The FBI arrives and Agent Gorman wants to know if the retainer found in the raid belongs to Marin. Charlotte says she can’t be sure. Then Warren bursts into the kitchen looking for ice for his drink. He disrupts the interview (by being both obnoxious and hilarious), makes disparaging comments about Marin and manages to piss off Charlotte and the FBI equally. Later, Warren manages to invite himself along to a Hollywood fundraiser that Leonard and Charlotte will attend. Naturally Leonard welcomes him and pays for his plane and hotel.
Nov. 1972 – Beverly Hills
Since Charlotte didn’t plan to attend the fundraiser (she tagged along as a last-minute effort to ditch Warren), she has no suitcase and has to borrow a dress from the wife of a record exec, a dress made entirely of ribbons. In their hotel suite, as Leonard helps her tie the ribbons, Charlotte complains about Warren. Leonard says, “I wish you could just fuck him and get it over with.” Charlotte says she doesn’t want to. Leonard says he knows that. The fundraiser -- in someone’s Beverly Hills backyard -- is classic Joan Didion -- glitz and glamour, and a vapid actress giving her theories on child-rearing in Vietnam. A photographer from Vogue takes a photo of Charlotte.
Nov. 1975 – Boca Grande
The picture of Charlotte – at the fundraiser, in the ribbon dress, turning to smile TO the photographer (OMIT) is on the screen behind Grace. The auditorium continues to fill up. Grace gestures to the photo. “When this photo was published in Vogue, all anyone could talk about was the dress. I look at it now and see only Charlotte’s face -- that lost, conflicted gaze, that sad Mona Lisa smile.”

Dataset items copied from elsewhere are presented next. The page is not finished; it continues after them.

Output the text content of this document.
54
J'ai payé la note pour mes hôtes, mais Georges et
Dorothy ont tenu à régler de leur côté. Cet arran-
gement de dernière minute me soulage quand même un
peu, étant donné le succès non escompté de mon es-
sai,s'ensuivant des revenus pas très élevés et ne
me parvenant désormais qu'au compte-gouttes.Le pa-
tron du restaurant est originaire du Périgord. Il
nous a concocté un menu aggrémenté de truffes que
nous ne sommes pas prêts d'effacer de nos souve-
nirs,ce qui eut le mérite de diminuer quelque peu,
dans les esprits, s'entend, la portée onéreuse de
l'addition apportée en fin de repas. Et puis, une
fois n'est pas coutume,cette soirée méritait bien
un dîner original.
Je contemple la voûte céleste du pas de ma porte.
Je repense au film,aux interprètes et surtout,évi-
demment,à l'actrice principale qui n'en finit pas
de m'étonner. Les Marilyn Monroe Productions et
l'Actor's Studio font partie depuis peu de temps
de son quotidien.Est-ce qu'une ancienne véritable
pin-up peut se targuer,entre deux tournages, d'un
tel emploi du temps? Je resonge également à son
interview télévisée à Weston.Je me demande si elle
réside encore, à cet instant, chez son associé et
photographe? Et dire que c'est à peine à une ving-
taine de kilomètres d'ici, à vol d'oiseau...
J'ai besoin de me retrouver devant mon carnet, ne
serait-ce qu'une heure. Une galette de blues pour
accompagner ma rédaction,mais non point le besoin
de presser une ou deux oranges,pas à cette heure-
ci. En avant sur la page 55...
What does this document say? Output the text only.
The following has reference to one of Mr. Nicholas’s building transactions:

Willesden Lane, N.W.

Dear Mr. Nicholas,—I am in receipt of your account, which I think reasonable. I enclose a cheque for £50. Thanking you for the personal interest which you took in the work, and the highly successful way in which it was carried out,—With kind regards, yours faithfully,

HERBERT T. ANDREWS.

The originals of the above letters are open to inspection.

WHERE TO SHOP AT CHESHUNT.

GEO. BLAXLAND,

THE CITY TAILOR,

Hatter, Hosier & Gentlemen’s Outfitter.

Nov. 1972 – Beverly Hills, California
Back at the fundraiser, as the actress natters on, Charlotte suddenly begins to cry. “I think I know why you’re crying,” says the actress without sympathy. “It’s your daughter, Marin, right? I’m sorry, but that’s just the type of personal crap I never saw in Hanoi.” Leonard is flying to Miami the next day to broker a deal for French Mirage fighter jets, so he gets Charlotte a ride back to San Francisco on a private jet.
Dec. 1972 – Hollister, California
Worried that Warren will come and see her while Leonard is out of town, and feeling nostalgic about her childhood, Charlotte goes to visit her brother Dickie at the ranch where they grew up. Dickie and Linda live on the ranch with their two children, but Charlotte owns the property, which makes for a weird dynamic. The awkward dinner party gets even stranger when Warren shows up unannounced. He ridicules Dickie and Linda and begs Charlotte to come to New Orleans with him, so they can visit their friend Porter who – according to Warren – is terminally ill. They have an argument that almost gets violent. Charlotte tells Warren that Marin is still missing and wanted by the FBI, so she can’t just leave.
Later, in a room at a roadside motel near Hollister, Charlotte calls Leonard to ask him why he told Warren where she was. Leonard, as usual, takes Warren’s side. He did it because Warren is Marin’s father, and because she left him at Idlewild without saying she was leaving him. And because Leonard thinks that Porter isn’t the one who is dying. Charlotte says, “If you’re trying to say you think Warren’s dying you’re wrong. Here’s something else you were wrong about. You once said I’d leave you the same way I left him. I’m not. I’m leaving you. I’m telling you.” She hangs up. Then Warren comes out of the bathroom, naked except for a towel around his waist. “You know, I always think of you as soft and warm. I forget what a cold-blooded bitch you can be.”
“RIGHT PLACE, WRONG TIME” by DR. JOHN PLAYS AS WE…
CUT TO BLACK.
END OF EPISODE.
Photos are intended to represent approximate ages and physical types only.
No actors are involved with, or attached to this project at this time.